Does gender responsive Disaster Risk Reduction make a difference when a category 5 cyclone strikes?
Preparation, response and recovery from Tropical Cyclone Pam in Vanuatu.
In March 2015, Vanuatu was devastated by a Category 5 Tropical Cyclone (TC). CARE has been implementing gender-responsive community-based Disaster Risk Reduction and Climate Change Adaptation (DRR & CCA) programs in the Tafea Province since 2011 and supported the local government to provide rapid emergency relief after TC Pam. A year after the cyclone, an independent study was commissioned to assess evidence of the impact of CARE’s mid-to-long term DRR interventions in the event of a major natural disaster. This paper is a summary of the study’s findings.
The conclusions of this report are the following:
- Gender and women’s empowerment are important goals for DRR.

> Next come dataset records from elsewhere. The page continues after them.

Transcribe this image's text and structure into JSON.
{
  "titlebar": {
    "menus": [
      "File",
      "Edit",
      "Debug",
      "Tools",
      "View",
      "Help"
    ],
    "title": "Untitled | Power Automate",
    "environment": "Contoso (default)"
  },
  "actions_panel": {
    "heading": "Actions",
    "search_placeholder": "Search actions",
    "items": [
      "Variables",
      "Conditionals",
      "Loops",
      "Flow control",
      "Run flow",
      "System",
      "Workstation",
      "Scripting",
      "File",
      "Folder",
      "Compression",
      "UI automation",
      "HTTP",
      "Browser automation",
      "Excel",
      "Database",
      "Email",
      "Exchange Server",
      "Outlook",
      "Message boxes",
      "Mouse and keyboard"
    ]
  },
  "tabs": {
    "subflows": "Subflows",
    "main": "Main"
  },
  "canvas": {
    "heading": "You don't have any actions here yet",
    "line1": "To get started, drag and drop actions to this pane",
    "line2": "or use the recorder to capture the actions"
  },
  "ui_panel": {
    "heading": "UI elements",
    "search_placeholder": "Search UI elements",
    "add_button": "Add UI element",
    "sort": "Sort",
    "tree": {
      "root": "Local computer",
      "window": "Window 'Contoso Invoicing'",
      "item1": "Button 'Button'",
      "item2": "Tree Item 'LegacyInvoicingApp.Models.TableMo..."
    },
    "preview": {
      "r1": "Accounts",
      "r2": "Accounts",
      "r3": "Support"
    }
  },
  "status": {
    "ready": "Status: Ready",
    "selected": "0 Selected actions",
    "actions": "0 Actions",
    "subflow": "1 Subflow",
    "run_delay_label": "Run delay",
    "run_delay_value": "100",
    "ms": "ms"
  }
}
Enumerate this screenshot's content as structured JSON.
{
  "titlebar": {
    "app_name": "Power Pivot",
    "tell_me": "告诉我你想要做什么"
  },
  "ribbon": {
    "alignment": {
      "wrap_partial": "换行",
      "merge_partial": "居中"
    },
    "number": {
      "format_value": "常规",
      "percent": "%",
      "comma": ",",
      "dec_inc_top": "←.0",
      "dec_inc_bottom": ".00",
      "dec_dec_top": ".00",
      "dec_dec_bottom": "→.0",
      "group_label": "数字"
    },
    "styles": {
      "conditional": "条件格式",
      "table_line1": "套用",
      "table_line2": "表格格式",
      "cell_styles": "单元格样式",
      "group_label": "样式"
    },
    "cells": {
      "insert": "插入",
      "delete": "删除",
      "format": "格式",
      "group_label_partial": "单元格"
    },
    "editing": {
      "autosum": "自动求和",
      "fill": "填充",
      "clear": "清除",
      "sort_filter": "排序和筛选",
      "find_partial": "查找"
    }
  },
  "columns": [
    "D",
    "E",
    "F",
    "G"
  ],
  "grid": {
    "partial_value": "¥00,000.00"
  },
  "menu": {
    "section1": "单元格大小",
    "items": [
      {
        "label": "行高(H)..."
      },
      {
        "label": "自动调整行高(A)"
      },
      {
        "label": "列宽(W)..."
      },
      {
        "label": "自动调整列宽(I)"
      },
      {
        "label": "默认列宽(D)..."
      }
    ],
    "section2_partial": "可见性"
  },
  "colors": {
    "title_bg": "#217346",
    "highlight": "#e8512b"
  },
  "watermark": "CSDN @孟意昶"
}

- Better preparation dramatically changed community experiences of TC Pam.
- Early warning alone is not enough: understanding of the information and a trusted source is needed.
- The whole community took responsibility for people with disability, children and the elderly.
- CARE’s gender responsive DRR programming contributed to reducing the impact and damage from TC Pam in the communities that had participated in DRR programming compared to the communities that had not.
- The timing of preparation critical. is
- Recovery capacity exists at the community level.